See the screenshot and how it’s listing out the required, optional, and default fields? Let’s make that happen.

defmodule MyApp.RandomSchema do
  @moduledoc "The Random Schema."
  use MyApp.Schema

  @defaults %{
    type: "topical",
    is_invite_only: false,
    is_screening: false
  }

  schema "organizations" do
    field :name, :string
    field :type, :string, default: @defaults[:type]

    field :audience_description, :string
    field :is_invite_only, :boolean, default: @defaults[:is_invite_only]
    field :is_screening, :boolean, default: @defaults[:is_screening]

    timestamps()
  end

  @optional_fields ~w[is_invite_only is_screening screen_questions]a
  @required_fields ~w[name type audience_description]a

  @doc """
  Required fields: #{inspect @required_fields}
  Optional fields: #{inspect @optional_fields}
  Defaults: #{inspect @defaults}
  """
  @spec changeset(%__MODULE__{} | Ecto.Changeset.t(), map()) ::
    Ecto.Changeset.t()
  def changeset(struct \\ %__MODULE__{}, attrs) do
    struct
    |> cast(attrs, @optional_fields ++ @required_fields)
    |> validate_required(@required_fields)
  end
end

It’s not hard at all! It’s a feature I often forget exists with ExDocs and Elixir: you can interpolate compiled values into documentation. In this case, I’m defining my @optional_fields, @required_fields, and @defaults, and then interpolating them into the changeset docs.

Easy peasy!

Compose Changesets

Did you know that changesets can chain together?

For example:

Let’s say you have a “main” changeset that performs the basic validations. These validations should occur every single time an insert or update occurs for this schema. This happens for both admins and users.
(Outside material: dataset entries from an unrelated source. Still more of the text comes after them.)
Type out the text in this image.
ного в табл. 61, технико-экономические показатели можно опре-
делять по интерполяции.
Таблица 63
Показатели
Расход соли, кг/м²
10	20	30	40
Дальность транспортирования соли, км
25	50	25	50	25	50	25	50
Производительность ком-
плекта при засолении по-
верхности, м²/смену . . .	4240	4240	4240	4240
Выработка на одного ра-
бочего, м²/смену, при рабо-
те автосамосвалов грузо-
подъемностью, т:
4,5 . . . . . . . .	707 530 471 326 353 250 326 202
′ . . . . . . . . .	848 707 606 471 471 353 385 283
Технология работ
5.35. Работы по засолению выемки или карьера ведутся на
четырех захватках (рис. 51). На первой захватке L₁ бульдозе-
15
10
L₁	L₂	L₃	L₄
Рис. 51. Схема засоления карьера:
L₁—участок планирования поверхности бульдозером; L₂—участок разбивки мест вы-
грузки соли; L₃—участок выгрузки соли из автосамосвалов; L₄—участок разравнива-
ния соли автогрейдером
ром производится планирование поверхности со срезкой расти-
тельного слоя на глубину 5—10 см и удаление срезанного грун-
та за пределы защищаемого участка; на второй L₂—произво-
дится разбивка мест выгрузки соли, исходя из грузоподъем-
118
Let’s also say that you have another changeset that runs additional validations if the User is updating the record versus the Admin updating the same record. You don’t have to duplicate that code!

# In MySchema
@spec changeset(%__MODULE__{} | Ecto.Changeset.t(), map()) ::
  Ecto.Changeset.t()
def changeset(struct_or_changeset \\ %__MODULE__{}, attrs) do
  struct_or_changeset
  |> cast(attrs, @optional_fields ++ @required_fields)
  |> validate_required(@required_fields)
end

@spec additional_restrictions_changeset(%__MODULE__{} | Ecto.Changeset.t(), map()) ::
  Ecto.Changeset.t()
def additional_restrictions_changeset(struct_or_changeset \\ %__MODULE__{}, attrs) do
  struct_or_changeset
  |> changeset(attrs)
  |> more_validations()
end

@spec user_changeset(%__MODULE__{} | Ecto.Changeset.t(), map()) ::
  Ecto.Changeset.t()
def user_changeset(changeset, attrs) do
  changeset
  |> cast(attrs, [:some_more_fields])
  |> even_more_validations()
end

## ... In some other app code

def create(params) do
  MySchema.changeset(%MySchema{}, params)
end

def restricted_create(params) do
  MySchema.additional_restrictions_changeset(%MySchema{}, params)
end

def user_create(params) do
  %MySchema{}
  |> MySchema.changeset(params)
  |> MySchema.user_changeset(params)
end

This way, you can use additional_restrictions_changeset/2 by itself and get all the same logic within changeset/2. Or alternatively, compose them together from the outside like in user_create/1

A common mistake that prevents changesets from being composable is that we’ll write our function signatures to require the struct as the first param:

# don't do this:
@spec changeset(%__MODULE__{}, map()) :: Ecto.Changeset.t()
def changeset(%__MODULE__{} = struct, attrs) do
  struct
  |> cast(attrs, @optional_fields ++ @required_fields)
  |> validate_required(@required_fields)
end

This makes it more restrictive and keeps it from being composable.